The media need to have a solid grasp on the matter in order to argue the idea of dedollarisation and the setting up of the Asian Monetary Fund. The financial and economic experts must help break down  the mechanics of this policy so that enterprises are aware of the opportunities that they may seize. The ordinary folk also want to know how this will improve their purchasing power and quality of life.

Wednesday, April 05, 2023

MOU: Their bastardisation by Malaysian cronies and what they mean in China

Wed, 5 April: Some Malaysians don’t think much of memoranda of understanding and that’s quite, er, understandable. For there was a time when corporate Malaysia would sign MOU after MOU with foreign parties without any intention of turning them into real business contracts that would bring the nation wealth and jobs. 
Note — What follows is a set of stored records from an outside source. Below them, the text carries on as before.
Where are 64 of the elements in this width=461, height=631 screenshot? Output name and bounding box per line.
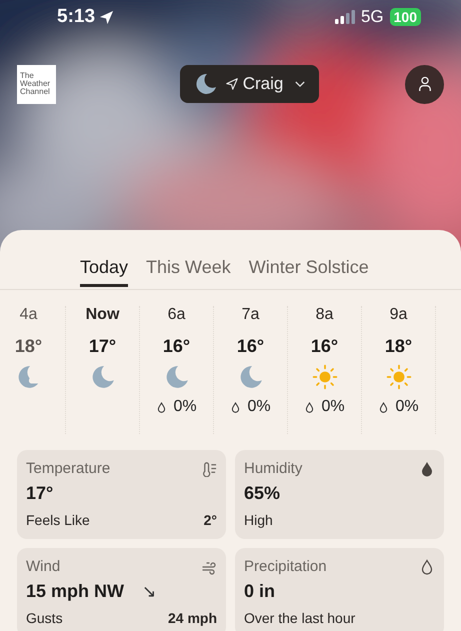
metric-card[interactable]: Humidity 65% High [235,450,444,539]
logo[interactable]: The Weather Channel [17,64,56,104]
location-arrow-icon [99,10,114,24]
hour-label: 7a [242,306,260,325]
metric-card[interactable]: Precipitation 0 in Over the last hour [235,548,444,631]
tab[interactable]: Winter Solstice [248,250,369,287]
hour-label: Now [86,306,120,325]
tab[interactable]: Today [80,250,128,287]
drop-icon [304,400,316,414]
metric-card[interactable]: Wind 15 mph NW ↘ Gusts 24 mph [17,548,226,631]
hour-label: 6a [168,306,186,325]
signal-icon [334,10,355,24]
precipitation-chance: 0% [395,398,419,416]
moon-icon [90,364,116,390]
location-name: Craig [242,74,284,94]
moon-cloud-icon [16,364,42,390]
sun-icon [386,364,412,390]
hour-label: 9a [390,306,408,325]
hour-temperature: 16° [236,336,264,358]
card-subvalue: 2° [204,512,217,528]
hour-label: 8a [316,306,334,325]
thermometer-icon [201,460,217,476]
card-title: Humidity [244,460,302,477]
card-value: 17° [26,483,54,504]
hour-temperature: 16° [162,336,190,358]
direction-arrow: ↘ [142,581,156,602]
hour-temperature: 18° [384,336,412,358]
precipitation-chance: 0% [247,398,271,416]
sun-icon [312,364,338,390]
card-value: 0 in [244,581,276,602]
hour-temperature: 18° [14,336,42,358]
logo-text: The Weather Channel [20,72,52,96]
drop-icon [419,558,435,574]
location-button[interactable]: Craig [180,65,320,103]
card-subtitle: Over the last hour [244,610,356,626]
card-subtitle: High [244,512,273,528]
card-title: Wind [26,558,60,575]
moon-icon [194,72,218,96]
tab[interactable]: This Week [146,250,231,287]
card-subtitle: Feels Like [26,512,90,528]
hour-temperature: 17° [88,336,116,358]
clock-time: 5:13 [57,6,96,28]
drop-icon [230,400,242,414]
moon-icon [164,364,190,390]
card-value: 15 mph NW [26,581,124,602]
hour-label: 4a [20,306,38,325]
person-icon [418,76,432,92]
drop-icon [419,460,435,476]
precipitation-chance: 0% [173,398,197,416]
card-subvalue: 24 mph [168,610,217,626]
network-label: 5G [360,7,384,27]
moon-icon [238,364,264,390]
drop-icon [156,400,168,414]
hour-temperature: 16° [310,336,338,358]
card-value: 65% [244,483,280,504]
battery-level: 100 [390,8,421,26]
navigation-icon [226,78,238,90]
card-title: Precipitation [244,558,327,575]
precipitation-chance: 0% [321,398,345,416]
card-title: Temperature [26,460,110,477]
chevron-down-icon [295,80,306,88]
card-subtitle: Gusts [26,610,63,626]
drop-icon [378,400,390,414]
metric-card[interactable]: Temperature 17° Feels Like 2° [17,450,226,539]
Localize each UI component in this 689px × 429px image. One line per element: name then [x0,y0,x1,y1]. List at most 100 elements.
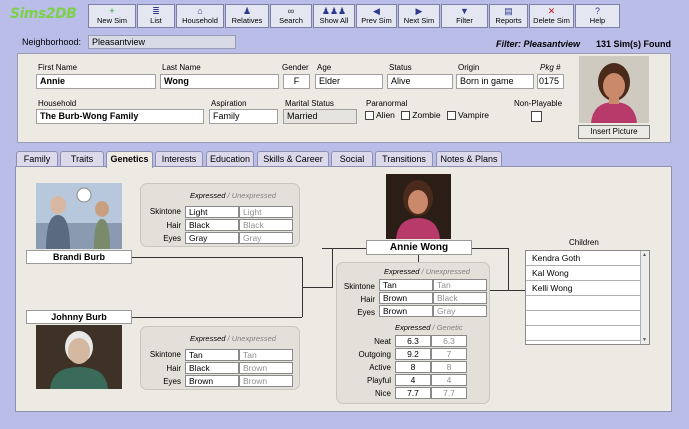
new-sim-button[interactable]: + New Sim [88,4,136,28]
connector [418,255,419,262]
self-hair-expressed: Brown [379,292,433,304]
self-name: Annie Wong [366,240,472,255]
prev-sim-button[interactable]: ◀ Prev Sim [356,4,397,28]
next-sim-button[interactable]: ▶ Next Sim [398,4,440,28]
personality-genetic: 6.3 [431,335,467,347]
parent1-name: Brandi Burb [26,250,132,264]
children-scrollbar[interactable]: ▲ ▼ [640,251,649,344]
tab-social[interactable]: Social [331,151,373,167]
toolbar-button-label: Delete Sim [533,16,570,25]
household-field[interactable]: The Burb-Wong Family [36,109,204,124]
parent2-skintone-expressed: Tan [185,349,239,361]
child-list-item[interactable]: Kendra Goth [526,251,640,266]
age-field[interactable]: Elder [315,74,383,89]
sim-panel: First Name Annie Last Name Wong Gender F… [17,53,671,143]
personality-expressed: 6.3 [395,335,431,347]
child-list-item[interactable] [526,326,640,341]
filter-status: Filter: Pleasantview [496,39,581,49]
personality-label: Outgoing [358,350,391,359]
filter-button[interactable]: ▼ Filter [441,4,488,28]
tab-interests[interactable]: Interests [155,151,203,167]
status-label: Status [389,63,412,72]
personality-label: Neat [374,337,391,346]
vampire-checkbox[interactable]: Vampire [447,110,489,121]
connector [132,257,302,258]
connector [488,290,525,291]
gender-field[interactable]: F [283,74,310,89]
household-button[interactable]: ⌂ Household [176,4,224,28]
aspiration-label: Aspiration [211,99,247,108]
scroll-up-icon[interactable]: ▲ [642,252,647,258]
alien-checkbox[interactable]: Alien [365,110,395,121]
first-name-field[interactable]: Annie [36,74,156,89]
pkg-field[interactable]: 0175 [537,74,564,89]
toolbar-button-label: Search [279,16,303,25]
parent1-hair-expressed: Black [185,219,239,231]
self-eyes-expressed: Brown [379,305,433,317]
zombie-checkbox[interactable]: Zombie [401,110,441,121]
parent2-hair-expressed: Black [185,362,239,374]
scroll-down-icon[interactable]: ▼ [642,337,647,343]
skintone-label: Skintone [149,207,181,216]
hair-label: Hair [166,364,181,373]
tab-genetics[interactable]: Genetics [106,151,153,168]
parent1-skintone-unexpressed: Light [239,206,293,218]
children-label: Children [569,238,599,247]
parent1-genetics-header: Expressed / Unexpressed [190,191,276,200]
help-button[interactable]: ? Help [575,4,620,28]
search-button[interactable]: ∞ Search [270,4,312,28]
tab-education[interactable]: Education [206,151,254,167]
child-list-item[interactable] [526,311,640,326]
aspiration-field[interactable]: Family [209,109,278,124]
marital-status-field: Married [283,109,357,124]
parent2-portrait [36,325,122,389]
origin-field[interactable]: Born in game [456,74,534,89]
child-list-item[interactable]: Kal Wong [526,266,640,281]
household-label: Household [38,99,77,108]
parent1-eyes-expressed: Gray [185,232,239,244]
non-playable-checkbox[interactable] [531,111,542,122]
toolbar-button-label: New Sim [96,16,127,25]
last-name-field[interactable]: Wong [160,74,279,89]
parent2-eyes-unexpressed: Brown [239,375,293,387]
child-list-item[interactable] [526,296,640,311]
neighborhood-field[interactable]: Pleasantview [88,35,236,49]
personality-genetic: 7 [431,348,467,360]
self-skintone-expressed: Tan [379,279,433,291]
delete-sim-button[interactable]: ✕ Delete Sim [529,4,574,28]
show-all-button[interactable]: ♟♟♟ Show All [313,4,355,28]
personality-label: Playful [366,376,391,385]
personality-genetic: 4 [431,374,467,386]
tab-transitions[interactable]: Transitions [375,151,433,167]
connector [332,248,333,288]
insert-picture-button[interactable]: Insert Picture [578,125,650,139]
children-list[interactable]: Kendra Goth Kal Wong Kelli Wong ▲ ▼ [525,250,650,345]
tab-traits[interactable]: Traits [60,151,104,167]
toolbar-button-label: Relatives [231,16,263,25]
app-logo: Sims2DB [10,6,77,22]
parent2-genetics-box: Expressed / Unexpressed Skintone Hair Ey… [140,326,300,390]
relatives-button[interactable]: ♟ Relatives [225,4,269,28]
toolbar-button-label: Prev Sim [361,16,392,25]
hair-label: Hair [360,295,375,304]
sim-portrait [579,56,649,123]
status-field[interactable]: Alive [387,74,453,89]
parent2-skintone-unexpressed: Tan [239,349,293,361]
skintone-label: Skintone [149,350,181,359]
connector [472,248,508,249]
personality-genetic: 8 [431,361,467,373]
tab-family[interactable]: Family [16,151,58,167]
toolbar-button-label: Next Sim [403,16,435,25]
personality-expressed: 4 [395,374,431,386]
child-list-item[interactable]: Kelli Wong [526,281,640,296]
tab-skills-career[interactable]: Skills & Career [257,151,329,167]
eyes-label: Eyes [163,234,181,243]
reports-button[interactable]: ▤ Reports [489,4,528,28]
connector [508,248,509,290]
toolbar-button-label: List [150,16,162,25]
tab-notes-plans[interactable]: Notes & Plans [436,151,502,167]
self-skintone-unexpressed: Tan [433,279,487,291]
eyes-label: Eyes [163,377,181,386]
toolbar-button-label: Reports [495,16,522,25]
list-button[interactable]: ≣ List [137,4,175,28]
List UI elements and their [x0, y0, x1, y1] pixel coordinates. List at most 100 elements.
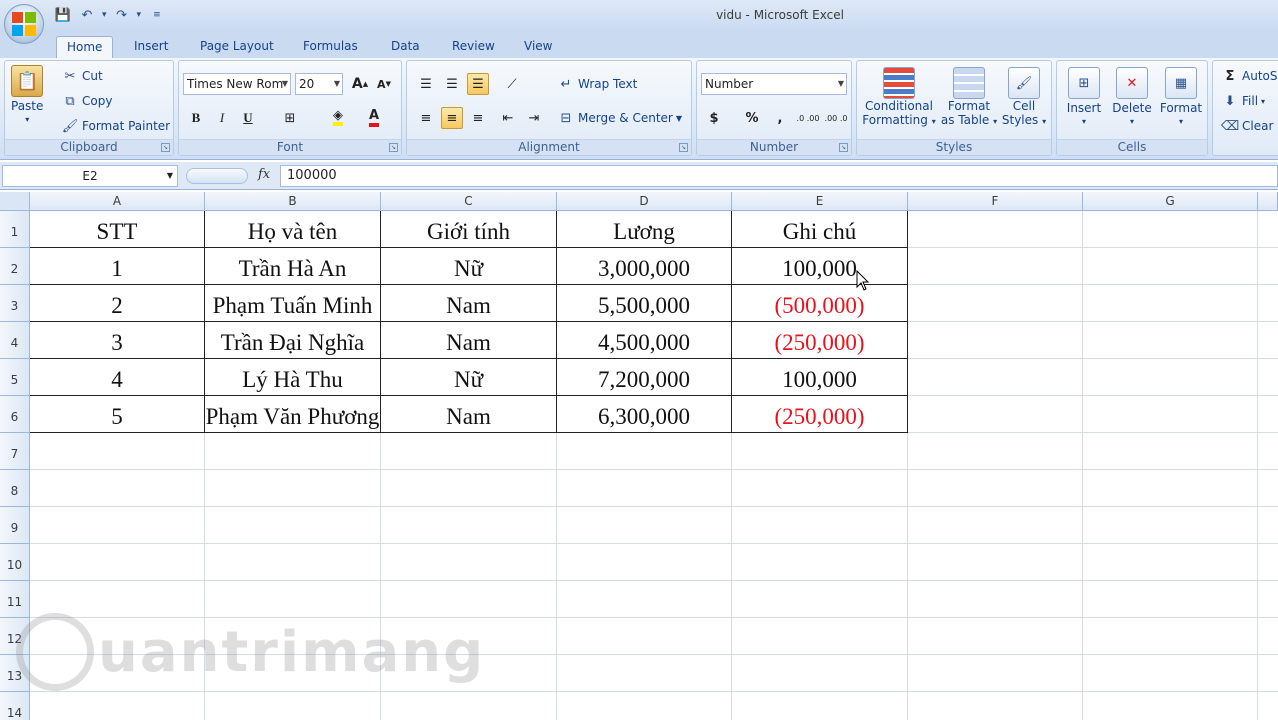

The 1980s and 90s were notorious for this: the PM presided over scores of MOU churned out by cronies who were just interested in making headlines in the business pages and boost their share prices. These Malaysian businessmen were the ones who had bastardized the concept and principles of MOU,

As a result, some of us pooh-poohed PM Anwar Ibrahim when he recently announced the “historic” RM170 b worth of MOU signed during his visit to China.

What many Malaysians don’t understand is that the Chinese treat their MOU seriously. An article in the Forbes (In China, treat a memorandum like a binding contract). 
In common law countries like Australia, Canada, the United Kingdom and the United States, MOUs typically mean little. Only the signed final contract really counts. This is not typically true in civil law countries like China which hold to a much stronger concept of good faith negotiation. Under that concept, it is not acceptable to simply walk away from an MOU if that would constitute “bad faith.” 
That’s right. When dealing with China, it is important foreign companies treat an MOU with a Chinese companyu just as it wold a binding contract. 

The challenge for the Government now is to cut the red-tape that would bog down efforts to realise the inflow of investments resulting from the China MOU. Former Finance Minister Johari Ghani, who is MP for Titiwangsa and lord of this country’s media industry, has proposed the setting up of a special panel to monitor the realisation of these MOU, which is not a bad idea. 

More importantly, as one Twitter buddy rightly pointed out, “Get rid of the little Napoleons first”. These little Napoleons, I take it, are those who would make it difficult for anyone to do business in this country unless they have been paid their commission. Anwar obviously understood this, which was why he had stressed the need to stop this “commission culture among civil servants” days before he announced the RM170mb MOU with China.

The commission culture is, of course, not limited to civil servants. Politicians are probably the bigger culprits.